La Pimpinela Escarlata catalana nunca disimuló sus propósitos. Era el nieto de un Jordi Pujol quien, desde los orígenes –aun antes de crear Convergencia– inventó un país con mentalidad de banquero. Puede que el capital internacional sustituya aquella rancia aristocracia, aunque los precursores del nacionalista Puigdemont fueron restauradores de una lengua y una cultura muy debilitadas. La Renaixença o el Noucentisme nunca se plantearon como una república catalana, el proyecto surgiría mucho más tarde con Macià y Companys y una crecida ERC. Pero el partido de Puigdemont, JxCat, heredero de Pujol, nunca se había manifestado radical y su historia deja mucho de ser ejemplar. Seguro que el nuevo Pimpinela fue más feliz, así lo asegura, cuando rescató la alcaldía de Girona (como desea que se denomine, según apuntaba la pasada semana Javier Cercas) de los pérfidos socialistas que la habían detentado tantos años. Pero un Puigdemont vencido puede convertirse en incómodo símbolo y los dos millones de independentistas que lo votaron permanecerán, más o menos divididos, necesitados de soluciones políticas que deberían producirse con rapidez. Con o sin Puigdemont, con más o menos astucia y sea quien sea el tapado, el «procès» no ha fenecido.

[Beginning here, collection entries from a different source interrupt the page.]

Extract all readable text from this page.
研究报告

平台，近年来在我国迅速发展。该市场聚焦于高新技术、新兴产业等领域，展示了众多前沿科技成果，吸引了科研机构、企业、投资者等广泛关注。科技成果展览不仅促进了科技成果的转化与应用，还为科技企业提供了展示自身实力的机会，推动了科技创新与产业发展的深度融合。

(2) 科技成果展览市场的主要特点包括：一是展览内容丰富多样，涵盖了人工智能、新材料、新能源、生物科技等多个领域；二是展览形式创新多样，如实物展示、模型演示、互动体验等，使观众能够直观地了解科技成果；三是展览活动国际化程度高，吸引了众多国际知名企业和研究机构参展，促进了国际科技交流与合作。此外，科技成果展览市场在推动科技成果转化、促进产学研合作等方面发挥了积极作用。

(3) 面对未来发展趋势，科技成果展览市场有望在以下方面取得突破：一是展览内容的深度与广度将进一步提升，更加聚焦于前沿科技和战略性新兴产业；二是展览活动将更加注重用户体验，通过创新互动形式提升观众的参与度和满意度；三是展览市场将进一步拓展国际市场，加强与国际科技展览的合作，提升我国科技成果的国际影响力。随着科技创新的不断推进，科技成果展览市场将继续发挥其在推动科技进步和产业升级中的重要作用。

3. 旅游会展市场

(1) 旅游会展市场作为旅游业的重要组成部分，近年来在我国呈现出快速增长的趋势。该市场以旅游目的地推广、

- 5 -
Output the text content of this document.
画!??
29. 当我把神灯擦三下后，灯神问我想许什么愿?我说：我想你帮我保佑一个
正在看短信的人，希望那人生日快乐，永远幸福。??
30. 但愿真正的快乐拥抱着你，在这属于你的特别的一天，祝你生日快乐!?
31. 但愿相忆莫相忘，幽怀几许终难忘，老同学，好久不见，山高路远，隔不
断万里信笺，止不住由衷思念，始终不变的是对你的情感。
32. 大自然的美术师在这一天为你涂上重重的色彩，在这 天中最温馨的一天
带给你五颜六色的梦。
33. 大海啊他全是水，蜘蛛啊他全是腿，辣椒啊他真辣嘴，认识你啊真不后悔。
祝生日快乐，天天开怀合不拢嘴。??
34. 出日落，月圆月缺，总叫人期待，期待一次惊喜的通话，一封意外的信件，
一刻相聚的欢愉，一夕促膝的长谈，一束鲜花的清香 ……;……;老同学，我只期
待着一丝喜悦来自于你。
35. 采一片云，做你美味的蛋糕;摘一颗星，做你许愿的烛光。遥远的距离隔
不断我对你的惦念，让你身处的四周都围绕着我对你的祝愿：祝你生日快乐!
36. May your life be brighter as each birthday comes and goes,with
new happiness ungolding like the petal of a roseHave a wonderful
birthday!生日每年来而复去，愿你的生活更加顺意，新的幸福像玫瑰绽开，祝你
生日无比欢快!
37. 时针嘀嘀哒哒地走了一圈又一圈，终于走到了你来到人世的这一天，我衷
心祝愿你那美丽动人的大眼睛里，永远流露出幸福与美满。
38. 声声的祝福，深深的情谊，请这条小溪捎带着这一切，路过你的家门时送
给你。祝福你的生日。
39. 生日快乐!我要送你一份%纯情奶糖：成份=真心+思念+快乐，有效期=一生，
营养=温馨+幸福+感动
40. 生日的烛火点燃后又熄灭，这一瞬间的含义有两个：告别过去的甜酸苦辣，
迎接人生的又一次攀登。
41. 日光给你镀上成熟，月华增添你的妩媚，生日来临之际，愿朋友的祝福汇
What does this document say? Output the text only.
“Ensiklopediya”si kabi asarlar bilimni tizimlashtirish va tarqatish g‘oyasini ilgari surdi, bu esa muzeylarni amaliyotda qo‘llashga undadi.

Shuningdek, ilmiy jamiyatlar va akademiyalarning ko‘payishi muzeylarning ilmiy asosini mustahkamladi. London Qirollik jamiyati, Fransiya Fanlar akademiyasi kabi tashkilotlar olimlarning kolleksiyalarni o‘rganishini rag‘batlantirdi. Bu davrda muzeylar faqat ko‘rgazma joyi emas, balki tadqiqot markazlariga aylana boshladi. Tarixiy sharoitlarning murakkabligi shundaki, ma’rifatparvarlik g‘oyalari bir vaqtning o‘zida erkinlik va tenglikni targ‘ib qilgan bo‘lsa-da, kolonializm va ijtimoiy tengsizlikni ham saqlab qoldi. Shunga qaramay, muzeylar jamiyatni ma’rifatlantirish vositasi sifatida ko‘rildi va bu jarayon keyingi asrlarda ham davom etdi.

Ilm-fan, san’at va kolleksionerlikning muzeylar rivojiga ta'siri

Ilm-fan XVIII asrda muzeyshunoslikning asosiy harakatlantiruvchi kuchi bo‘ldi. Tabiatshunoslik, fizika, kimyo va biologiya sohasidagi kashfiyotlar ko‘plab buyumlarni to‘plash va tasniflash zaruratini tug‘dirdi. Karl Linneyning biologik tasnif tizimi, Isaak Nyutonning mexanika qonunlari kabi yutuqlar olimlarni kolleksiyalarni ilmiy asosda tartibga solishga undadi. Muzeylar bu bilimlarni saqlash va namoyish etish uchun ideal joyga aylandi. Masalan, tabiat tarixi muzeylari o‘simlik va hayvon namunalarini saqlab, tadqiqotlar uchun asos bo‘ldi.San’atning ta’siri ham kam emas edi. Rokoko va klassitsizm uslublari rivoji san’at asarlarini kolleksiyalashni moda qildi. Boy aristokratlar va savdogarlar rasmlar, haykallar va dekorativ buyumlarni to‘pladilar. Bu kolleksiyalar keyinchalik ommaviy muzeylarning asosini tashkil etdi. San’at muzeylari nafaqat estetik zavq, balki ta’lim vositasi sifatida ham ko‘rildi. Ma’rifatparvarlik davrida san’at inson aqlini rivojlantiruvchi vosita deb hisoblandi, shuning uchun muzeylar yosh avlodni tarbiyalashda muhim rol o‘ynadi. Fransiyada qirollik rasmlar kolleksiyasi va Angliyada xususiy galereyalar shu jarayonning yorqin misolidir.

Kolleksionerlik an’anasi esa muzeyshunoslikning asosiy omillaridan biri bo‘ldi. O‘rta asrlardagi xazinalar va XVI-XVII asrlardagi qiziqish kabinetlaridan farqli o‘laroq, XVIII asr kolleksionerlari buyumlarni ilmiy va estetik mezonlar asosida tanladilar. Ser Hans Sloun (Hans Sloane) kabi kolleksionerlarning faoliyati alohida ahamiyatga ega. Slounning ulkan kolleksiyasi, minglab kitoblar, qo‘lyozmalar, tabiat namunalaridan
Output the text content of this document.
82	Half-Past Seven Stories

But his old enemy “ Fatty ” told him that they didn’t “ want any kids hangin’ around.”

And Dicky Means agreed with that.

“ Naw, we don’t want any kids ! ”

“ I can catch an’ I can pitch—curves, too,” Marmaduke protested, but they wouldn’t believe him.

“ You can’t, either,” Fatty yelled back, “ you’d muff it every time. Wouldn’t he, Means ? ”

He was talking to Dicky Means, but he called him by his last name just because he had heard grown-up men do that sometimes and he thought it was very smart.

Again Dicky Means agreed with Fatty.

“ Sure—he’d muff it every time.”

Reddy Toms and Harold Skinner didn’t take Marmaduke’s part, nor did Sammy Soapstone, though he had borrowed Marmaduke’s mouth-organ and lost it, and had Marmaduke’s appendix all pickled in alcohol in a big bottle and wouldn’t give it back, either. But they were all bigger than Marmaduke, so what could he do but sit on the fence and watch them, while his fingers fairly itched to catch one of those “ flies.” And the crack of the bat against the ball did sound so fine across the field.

Tal vez, sin ayudas económicas, Omnium Cultural y ANC o los cachorros de los comités de defensa de la república, respiren con más dificultad, aunque un gobierno independentista velará por su permanencia. Puigdemont podría observarse como otra fracasada Pimpinela, aunque su objetivo sigue coleando y el daño está hecho: se ha dividido la sociedad catalana, la española observa con reticencia a Cataluña, se han producido manifestaciones de diverso signo, han huido de la zozobra 3.200 empresas y la economía catalana se ha debilitado. Hasta el mismo independentismo parece fracturado. Quedan políticos encarcelados, procesados y otros fuera del país (tal vez no exiliados en sentido literal). Nunca se produjo un diálogo y habrá que corregir errores por ambas partes. También los catalanes somos responsables de desaguisados, incluso ante las urnas.